The academic record names the cost. Haifeng Huang’s study of “hard” propaganda in authoritarian regimes warns that while such displays may momentarily deter dissent, they ultimately corrode state legitimacy, aggravating the regime’s long-term prospects. Research by Sarah Sunn Bush and her colleagues on leader imagery in the UAE shows that top-down image projection fails to increase genuine voter compliance. The $250 bill, the commissioned arches, the monuments—these are the Ozymandian projects of a court desperate to naturalize its own power, and like all such projects, they erode the very authority they pretend to display.
We who came out by reading the prophets and the red letters directly without the legalist interpretation-machinery see the pattern in high relief. The banners at the Department of Justice and the Agriculture Department are not merely political vanity; they are the liturgy of a feudal court. They signal that the authority of those departments derives not from the Constitution or the consent of the governed, but from the personal brand of the monarch. Jeremiah 7 warns the temple-dwellers not to trust in deceptive words, not to chant “the temple of the Lord, the temple of the Lord” while the structure is maintained by unrighteousness. “Stop bringing meaningless offerings! Your incense is detestable to me,” the Lord says through Isaiah (Isaiah 1:13). The prophet Amos reminds us that songs and assemblies are a stench to God when a nation forgets justice and abandons the poor (Amos 5:21–24).
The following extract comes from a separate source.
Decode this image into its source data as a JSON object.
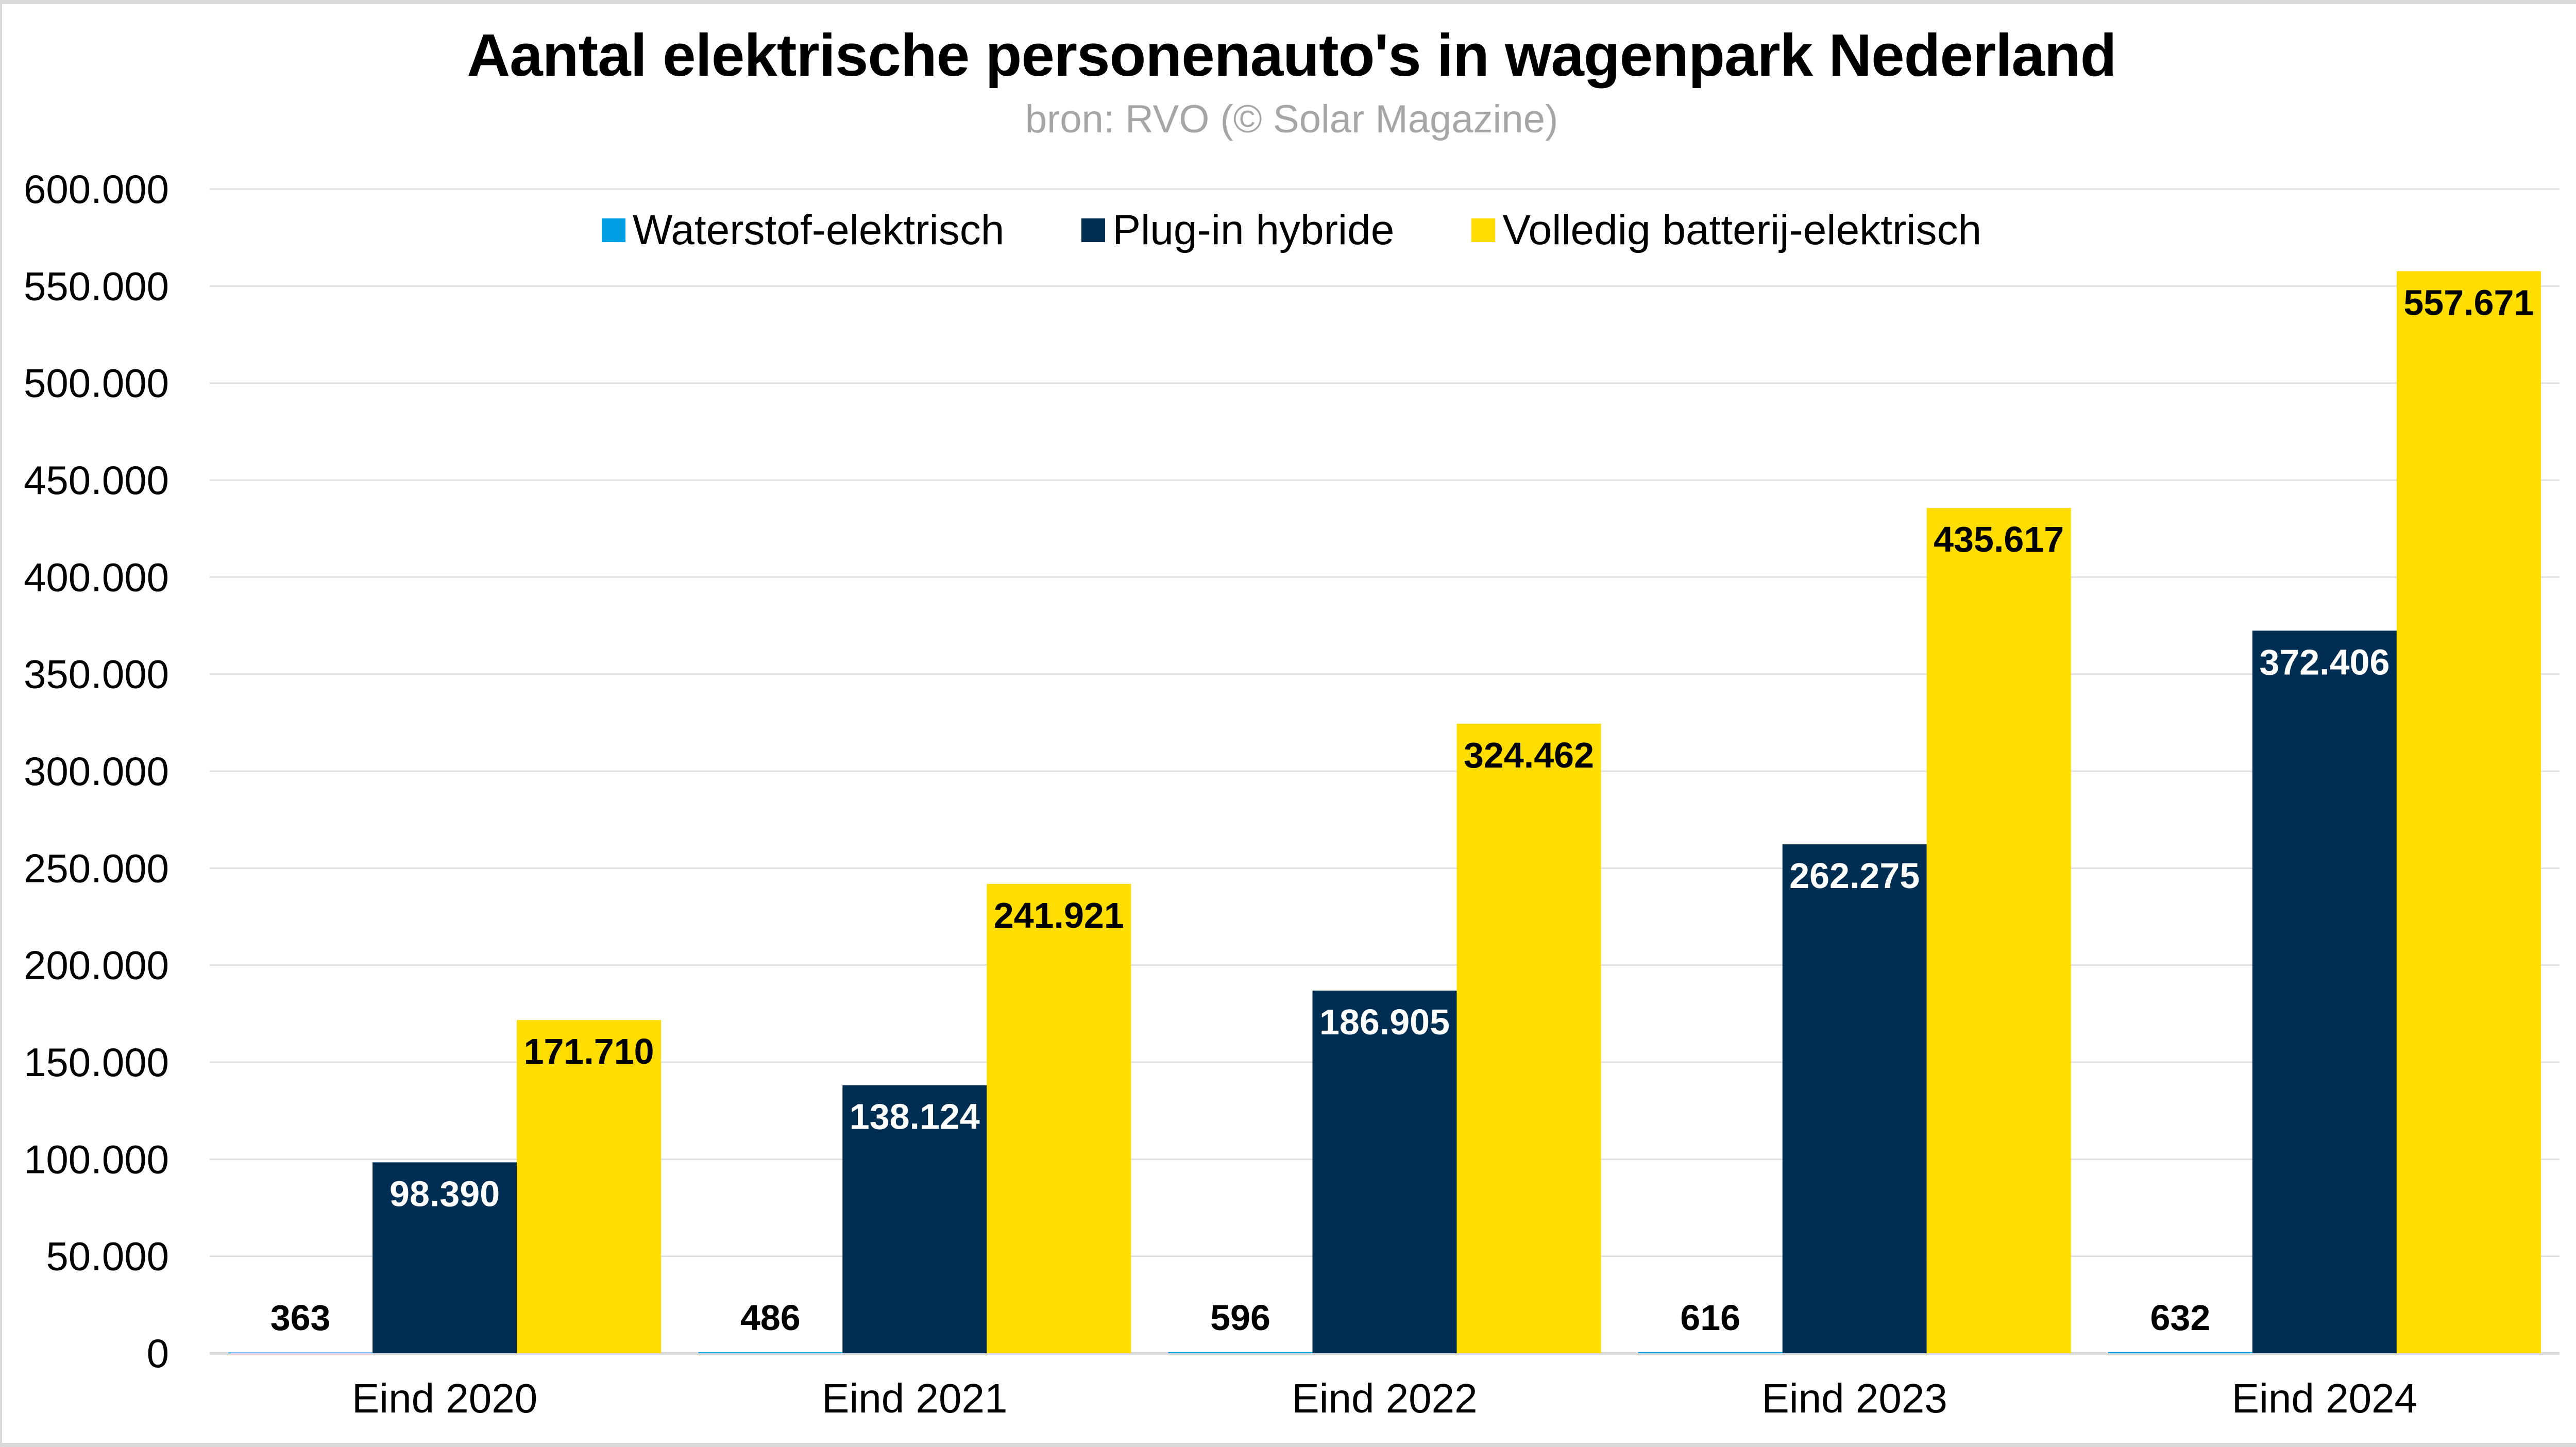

The court is building its palace. The courtiers are polishing the banners. But the biblical witness, plain and unadorned, is that the God of Israel is not a monarch demanding fealty, but a God who defends the cause of the fatherless and the widow, who loves the foreigner, and who requires that those who serve him walk humbly, not command the reverence owed to Caesar alone. Ozymandias thought his empire was eternal, too. In reality, those who define their kingdom solely by their own name rarely leave anything behind but the evidence of how small they truly were.